FPS0 = 00000008, FPS1 = 3E7828C0, FPS2 = 00000000, FPS3 = 00000000
FPS4 = 00000000, FPS5 = 00000000, FPS6 = 00000000, FPS7 = 00000000
FPS8 = 00000000, FPS9 = 00000000, FPS10= 00000000, FPS11= 00000000
FPS12= 00000000, FPS13= 00000000, FPS14= 00000000, FPS15= 00000008
FPS16= 00000000, FPS17= 00000000, FPS18= 00000000, FPS19= 00000000
FPS20= 00000000, FPS21= 00000000, FPS22= 00000000, FPS23= 00000000
FPS24= 00000000, FPS25= 00000000, FPS26= 00000000, FPS27= 00000000
FPS28= 00000000, FPS29= 00000000, FPS30= 00000000, FPS31= 00000000
FPSCR= 03000000

I believe this address (and the code it's pointing to) is part of cmse_lib.o which gets linked in during a build of the LPC55S69_NS target as part of the prebuilt secure sources. I believe that this file needs to be rebuilt with the update SDK.

ciarmcom commented 4 years ago

Thank you for raising this detailed GitHub issue. I am now notifying our internal issue triagers. Internal Jira reference: https://jira.arm.com/browse/IOTOSM-2293

0Grit commented 3 years ago

@mmahadevan108

PennRobotics commented 3 years ago

I can guess what is happening.

PC = 1000026A, CycleCnt = 0562A839
R0 = 3000C700, R1 = 00094200, R2 = 00000200, R3 = 6B65666C
R4 = 1400C700, R5 = 00000000, R6 = 30000800, R7 = B17ECA89
R8 = 00000000, R9 = 00000000, R10= 20024DE8, R11= 00000000
R12= 1300413B
SP(R13)= 30000800, MSP= 30000800, PSP= 30000ED0, R14(LR) = FFFFFFED
XPSR = 01050003: APSR = nzcvq, EPSR = 01000000, IPSR = 003 (HardFaultMemManage)
CFBP = 00000001, CONTROL = 00, FAULTMASK = 00, BASEPRI = 00, PRIMASK = 01

Flash_Erase is the name of the function at 0x1300413B (R12) being called with arguments r0 = config, r1 = start address, r2 = length, r3 = erase key (in ASCII "lfek"). The start address isn't one of the reserved addresses although it is pretty close. It's possible this could be the NSC/veneer region? I would check the security attribution unit to see the access rights at 0x94200.

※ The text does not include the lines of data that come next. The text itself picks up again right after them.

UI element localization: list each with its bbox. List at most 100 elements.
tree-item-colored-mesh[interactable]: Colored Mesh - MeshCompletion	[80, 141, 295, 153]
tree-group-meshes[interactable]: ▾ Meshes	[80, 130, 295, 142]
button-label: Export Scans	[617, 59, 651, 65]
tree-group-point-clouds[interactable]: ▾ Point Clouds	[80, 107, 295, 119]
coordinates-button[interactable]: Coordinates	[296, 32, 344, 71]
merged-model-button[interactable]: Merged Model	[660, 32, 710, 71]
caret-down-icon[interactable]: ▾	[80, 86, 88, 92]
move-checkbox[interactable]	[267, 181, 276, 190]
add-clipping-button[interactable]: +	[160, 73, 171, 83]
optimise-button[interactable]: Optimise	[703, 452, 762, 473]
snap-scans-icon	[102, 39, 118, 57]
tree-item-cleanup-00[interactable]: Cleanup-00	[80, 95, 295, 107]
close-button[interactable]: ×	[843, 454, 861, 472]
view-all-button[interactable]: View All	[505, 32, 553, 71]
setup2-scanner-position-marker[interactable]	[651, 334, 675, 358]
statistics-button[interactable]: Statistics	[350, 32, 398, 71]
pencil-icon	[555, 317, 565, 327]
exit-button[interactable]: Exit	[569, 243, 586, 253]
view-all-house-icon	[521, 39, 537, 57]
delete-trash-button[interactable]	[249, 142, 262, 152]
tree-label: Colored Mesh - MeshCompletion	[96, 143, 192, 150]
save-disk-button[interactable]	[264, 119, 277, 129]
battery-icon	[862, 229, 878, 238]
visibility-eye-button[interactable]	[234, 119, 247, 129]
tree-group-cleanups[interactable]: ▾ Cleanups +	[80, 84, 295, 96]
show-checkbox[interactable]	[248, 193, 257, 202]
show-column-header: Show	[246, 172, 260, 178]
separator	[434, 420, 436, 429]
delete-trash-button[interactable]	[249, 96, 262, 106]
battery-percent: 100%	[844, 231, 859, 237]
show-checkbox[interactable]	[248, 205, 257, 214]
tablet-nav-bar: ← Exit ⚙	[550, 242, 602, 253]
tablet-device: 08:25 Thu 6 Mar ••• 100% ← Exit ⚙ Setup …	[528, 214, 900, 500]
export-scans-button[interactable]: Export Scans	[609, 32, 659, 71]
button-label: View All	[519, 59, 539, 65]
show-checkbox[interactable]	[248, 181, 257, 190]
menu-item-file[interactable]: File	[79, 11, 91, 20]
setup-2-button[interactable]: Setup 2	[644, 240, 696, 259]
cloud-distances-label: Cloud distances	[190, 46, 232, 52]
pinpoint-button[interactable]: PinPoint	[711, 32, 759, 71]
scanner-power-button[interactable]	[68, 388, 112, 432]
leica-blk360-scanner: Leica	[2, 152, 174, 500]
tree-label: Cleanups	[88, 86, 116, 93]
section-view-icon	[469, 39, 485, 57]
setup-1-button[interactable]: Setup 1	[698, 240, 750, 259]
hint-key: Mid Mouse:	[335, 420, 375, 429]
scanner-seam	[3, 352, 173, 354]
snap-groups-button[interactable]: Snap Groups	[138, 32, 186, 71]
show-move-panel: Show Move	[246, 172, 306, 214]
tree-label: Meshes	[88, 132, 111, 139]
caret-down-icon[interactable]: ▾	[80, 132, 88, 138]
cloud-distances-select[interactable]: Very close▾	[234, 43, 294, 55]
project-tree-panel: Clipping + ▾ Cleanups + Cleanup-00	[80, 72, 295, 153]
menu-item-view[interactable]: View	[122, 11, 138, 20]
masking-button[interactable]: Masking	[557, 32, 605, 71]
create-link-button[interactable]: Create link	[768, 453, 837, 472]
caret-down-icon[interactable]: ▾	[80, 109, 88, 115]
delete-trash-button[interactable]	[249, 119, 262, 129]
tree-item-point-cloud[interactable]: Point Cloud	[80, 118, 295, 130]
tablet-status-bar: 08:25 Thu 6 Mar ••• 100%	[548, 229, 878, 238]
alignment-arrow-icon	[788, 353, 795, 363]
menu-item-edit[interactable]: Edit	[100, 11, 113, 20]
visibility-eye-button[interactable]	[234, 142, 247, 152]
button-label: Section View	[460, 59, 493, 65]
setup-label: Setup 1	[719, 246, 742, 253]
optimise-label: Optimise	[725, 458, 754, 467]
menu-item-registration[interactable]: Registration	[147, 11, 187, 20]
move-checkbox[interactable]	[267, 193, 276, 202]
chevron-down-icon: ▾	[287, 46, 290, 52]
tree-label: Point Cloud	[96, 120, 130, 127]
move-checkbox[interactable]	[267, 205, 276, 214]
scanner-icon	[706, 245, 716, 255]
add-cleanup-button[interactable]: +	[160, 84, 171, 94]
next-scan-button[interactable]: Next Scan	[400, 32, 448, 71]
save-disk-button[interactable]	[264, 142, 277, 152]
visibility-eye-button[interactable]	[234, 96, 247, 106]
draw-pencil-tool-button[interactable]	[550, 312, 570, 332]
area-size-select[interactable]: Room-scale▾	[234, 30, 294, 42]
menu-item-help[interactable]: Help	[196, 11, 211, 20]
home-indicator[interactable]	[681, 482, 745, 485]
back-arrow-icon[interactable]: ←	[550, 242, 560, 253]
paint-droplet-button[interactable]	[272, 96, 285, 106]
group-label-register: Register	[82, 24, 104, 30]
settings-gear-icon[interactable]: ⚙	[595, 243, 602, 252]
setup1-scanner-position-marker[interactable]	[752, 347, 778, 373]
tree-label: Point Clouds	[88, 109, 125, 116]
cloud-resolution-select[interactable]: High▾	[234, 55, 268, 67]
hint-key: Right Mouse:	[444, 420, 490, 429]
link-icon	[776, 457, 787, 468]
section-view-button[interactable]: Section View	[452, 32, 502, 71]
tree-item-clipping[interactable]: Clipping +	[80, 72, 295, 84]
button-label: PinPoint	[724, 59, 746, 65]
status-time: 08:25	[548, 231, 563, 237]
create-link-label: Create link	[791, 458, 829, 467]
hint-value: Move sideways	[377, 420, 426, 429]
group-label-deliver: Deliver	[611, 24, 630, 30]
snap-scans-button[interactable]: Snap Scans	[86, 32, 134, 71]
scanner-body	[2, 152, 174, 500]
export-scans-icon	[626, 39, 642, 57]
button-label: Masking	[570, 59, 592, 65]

You found basically the same thing as I had. There is a talk online where the flash functions for this target seemed to be at a different ROM address. On my board, Flash_Write is at 0x1300419D. On theirs? 0x13007310. It's also possible one is a wrapper for the other, although it looks like fsl_iap has hardcoded addresses and memory-stored addresses for flash functions---the correct one selected based on version.

As far as workaround... no idea. I have the earlier revision of the board. Since you are writing from secure memory (by IDAU) using a secure ROM function into a possibly nonsecure region (by IDAU, no idea what the SAU says), I could imagine this would cause a memory error.

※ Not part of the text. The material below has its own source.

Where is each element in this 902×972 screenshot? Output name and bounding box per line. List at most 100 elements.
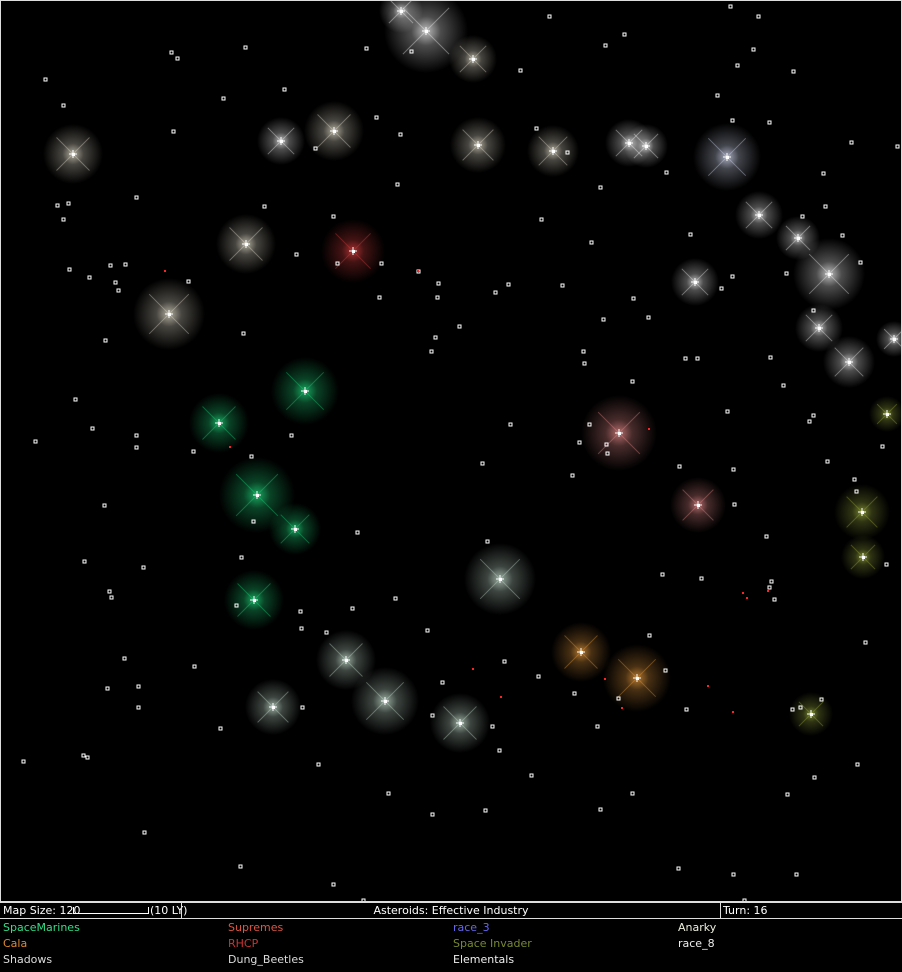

One other detail, the CPU frequency I believe goes to 150 MHz on the new revision, but flash ops are still limited to under 100 MHz. I imagine that is another potential error source.

A colleague suggests data alignment could also be an issue with this specific board, but I'm not sure what he means. It was mumbling about 512-byte and 16-byte writes and 4-byte reads. Colleagues can be confusing, but he's generally knowledgeable.

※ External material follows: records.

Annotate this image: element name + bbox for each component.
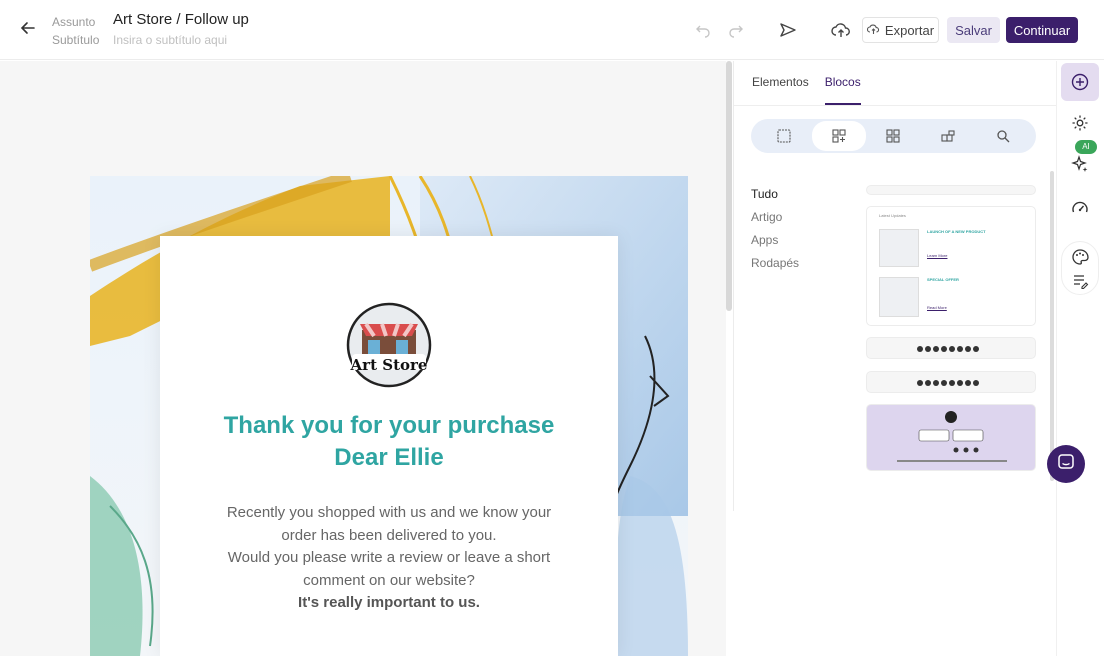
block-layout-bar [751, 119, 1036, 153]
thumb-image-2 [879, 277, 919, 317]
send-icon[interactable] [776, 18, 800, 42]
email-heading: Thank you for your purchase Dear Ellie [160, 410, 618, 474]
thumb-latest-updates: Latest Updates [879, 213, 906, 218]
meta-values: Art Store / Follow up Insira o subtítulo… [113, 10, 249, 49]
cloud-upload-icon[interactable] [829, 18, 853, 42]
body-line-1: Recently you shopped with us and we know… [226, 504, 552, 521]
text-edit-icon[interactable] [1071, 272, 1089, 295]
body-line-3: Would you please write a review or leave… [227, 549, 551, 566]
layout-blocks-icon[interactable] [811, 121, 866, 151]
layout-grid-icon[interactable] [866, 121, 920, 151]
layout-single-icon[interactable] [757, 121, 811, 151]
tabs-divider [734, 105, 1056, 106]
continue-button[interactable]: Continuar [1006, 17, 1078, 43]
thumb-item1-title: LAUNCH OF A NEW PRODUCT [927, 229, 986, 234]
email-card[interactable]: Art Store Thank you for your purchase De… [160, 236, 618, 656]
speedometer-icon[interactable] [1061, 189, 1099, 227]
heading-line-2: Dear Ellie [334, 444, 444, 471]
chat-support-button[interactable] [1047, 445, 1085, 483]
subtitle-input[interactable]: Insira o subtítulo aqui [113, 31, 249, 49]
block-thumb-article[interactable]: Latest Updates LAUNCH OF A NEW PRODUCT L… [866, 206, 1036, 326]
settings-gear-icon[interactable] [1061, 104, 1099, 142]
subject-label: Assunto [52, 15, 96, 29]
tab-blocos[interactable]: Blocos [824, 75, 861, 105]
body-line-2: order has been delivered to you. [281, 526, 497, 544]
panel-tabs: Elementos Blocos [752, 75, 861, 105]
save-button[interactable]: Salvar [947, 17, 1000, 43]
block-thumb-social-2[interactable] [866, 371, 1036, 393]
body-line-4: comment on our website? [303, 571, 475, 589]
add-block-icon[interactable] [1061, 63, 1099, 101]
category-tudo[interactable]: Tudo [751, 183, 799, 206]
category-apps[interactable]: Apps [751, 229, 799, 252]
export-label: Exportar [884, 22, 935, 38]
heading-line-1: Thank you for your purchase [223, 412, 555, 439]
blocks-panel: Elementos Blocos Tudo Artigo Apps Rodapé… [733, 61, 1056, 511]
thumb-item2-link: Read More [927, 305, 947, 310]
tab-elementos[interactable]: Elementos [752, 75, 809, 105]
thumb-image-1 [879, 229, 919, 267]
block-thumb-header[interactable] [866, 185, 1036, 195]
subtitle-label: Subtítulo [52, 33, 100, 47]
body-emphasis: It's really important to us. [298, 594, 480, 611]
layout-columns-icon[interactable] [921, 121, 975, 151]
search-icon[interactable] [976, 121, 1030, 151]
thumb-item2-title: SPECIAL OFFER [927, 277, 959, 282]
block-thumb-footer[interactable] [866, 404, 1036, 471]
export-button[interactable]: Exportar [862, 17, 939, 43]
block-thumb-social-1[interactable] [866, 337, 1036, 359]
email-body: Recently you shopped with us and we know… [200, 502, 578, 615]
ai-badge: AI [1075, 140, 1097, 154]
style-tools-group [1061, 241, 1099, 295]
category-artigo[interactable]: Artigo [751, 206, 799, 229]
redo-icon[interactable] [724, 18, 748, 42]
art-store-logo: Art Store [346, 302, 432, 388]
panel-scrollbar[interactable] [1050, 171, 1054, 481]
thumb-item1-link: Learn More [927, 253, 948, 258]
top-bar: Assunto Subtítulo Art Store / Follow up … [0, 0, 1104, 60]
chat-icon [1057, 453, 1075, 476]
logo-text: Art Store [350, 356, 428, 374]
cloud-export-icon [866, 23, 880, 38]
undo-icon[interactable] [691, 18, 715, 42]
social-icons-row [917, 380, 979, 386]
block-categories: Tudo Artigo Apps Rodapés [751, 183, 799, 275]
palette-icon[interactable] [1071, 248, 1089, 271]
canvas-scrollbar[interactable] [726, 61, 732, 311]
footer-preview [897, 411, 1007, 462]
email-title[interactable]: Art Store / Follow up [113, 10, 249, 30]
social-icons-row [917, 346, 979, 352]
meta-labels: Assunto Subtítulo [52, 13, 99, 49]
category-rodapes[interactable]: Rodapés [751, 252, 799, 275]
back-arrow-icon[interactable] [18, 18, 42, 42]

There is one peripheral register (probably in the flash controller e.g. STARTA... but I cannot remember exactly which one) that I was able to set via the debug port but not set from a running binary. Thus, I had to use the ROM functions rather than the flash subsystem directly. So using the flash controller from SRAM as a workaround might not work as it normally would on older Cortex-M devices.

And then there's TrustedFirmware-M, which should build on both revisions of this target. If so, you could check if Flash_Erase is called and what is different about their implementation.

If there's enough interest in this issue, I have a new revision 55S69 arriving next week and can step through each board's mbed-os build until the memfault occurs. Until then, I'm just guessing and cursing NXP's documentation and implementation.

ciarmcom commented 3 years ago

We closed this issue because it has been inactive for quite some time and we believe it to be low priority. If you think that the priority should be higher, then please reopen with your justification for increasing the priority.